Advances in deep parsing of scholarly paper content

  • Authors:
  • Ulrich Schäfer;Bernd Kiefer

  • Affiliations:
  • Language Technology Lab, German Research Center for Artificial Intelligence, Saarbrücken, Germany;Language Technology Lab, German Research Center for Artificial Intelligence, Saarbrücken, Germany

  • Venue:
  • NLP4DL'09/AT4DL'09 Proceedings of the 2009 international conference on Advanced language technologies for digital libraries
  • Year:
  • 2009

Quantified Score

Hi-index 0.00

Visualization

Abstract

We report on advances in deep linguistic parsing of the full textual content of 8200 papers from the ACL Anthology, a collection of electronically available scientific papers in the fields of Computational Linguistics and Language Technology. We describe how - by incorporating new techniques - we increase both speed and robustness of deep analysis, specifically on long sentences where deep parsing often failed in former approaches.
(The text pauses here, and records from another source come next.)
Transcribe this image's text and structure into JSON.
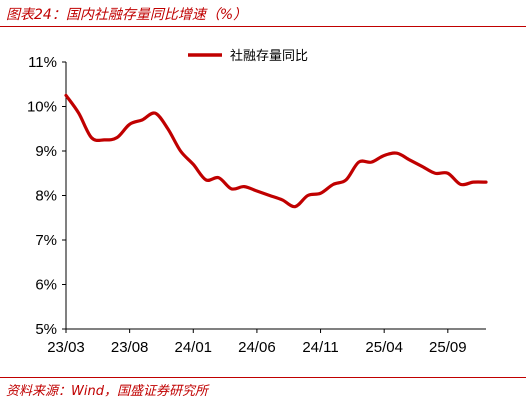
{
  "figure": {
    "title": "图表24：国内社融存量同比增速（%）",
    "source": "资料来源：Wind，国盛证券研究所"
  },
  "colors": {
    "accent": "#c00000",
    "series": "#c00000"
  },
  "chart_data": {
    "type": "line",
    "title": "",
    "xlabel": "",
    "ylabel": "",
    "ylim": [
      5,
      11
    ],
    "yticks": [
      "5%",
      "6%",
      "7%",
      "8%",
      "9%",
      "10%",
      "11%"
    ],
    "xticks": [
      "23/03",
      "23/08",
      "24/01",
      "24/06",
      "24/11",
      "25/04",
      "25/09"
    ],
    "grid": false,
    "legend": "top-center",
    "x": [
      "23/03",
      "23/04",
      "23/05",
      "23/06",
      "23/07",
      "23/08",
      "23/09",
      "23/10",
      "23/11",
      "23/12",
      "24/01",
      "24/02",
      "24/03",
      "24/04",
      "24/05",
      "24/06",
      "24/07",
      "24/08",
      "24/09",
      "24/10",
      "24/11",
      "24/12",
      "25/01",
      "25/02",
      "25/03",
      "25/04",
      "25/05",
      "25/06",
      "25/07",
      "25/08",
      "25/09",
      "25/10",
      "25/11",
      "25/12"
    ],
    "series": [
      {
        "name": "社融存量同比",
        "values": [
          10.25,
          9.85,
          9.3,
          9.25,
          9.3,
          9.6,
          9.7,
          9.85,
          9.5,
          9.0,
          8.7,
          8.35,
          8.4,
          8.15,
          8.2,
          8.1,
          8.0,
          7.9,
          7.75,
          8.0,
          8.05,
          8.25,
          8.35,
          8.75,
          8.75,
          8.9,
          8.95,
          8.8,
          8.65,
          8.5,
          8.5,
          8.25,
          8.3,
          8.3
        ]
      }
    ]
  }
}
With the current open source HPSG (Head-driven phrase structure grammar) for English (ERG), we obtain deep parses for more than 85% of the sentences in the 1.5 million sentences corpus, while the former approaches achieved only approx. 65% coverage. The resulting sentence-wise semantic representations are used in the Scientist's Workbench, a platform demonstrating the use and benefit of natural language processing (NLP) to support scientists or other knowledge workers in fast and better access to digital document content. With the generated NLP annotations, we are able to implement important, novel applications such as robust semantic search, citation classification, and (in the future) question answering and definition exploration.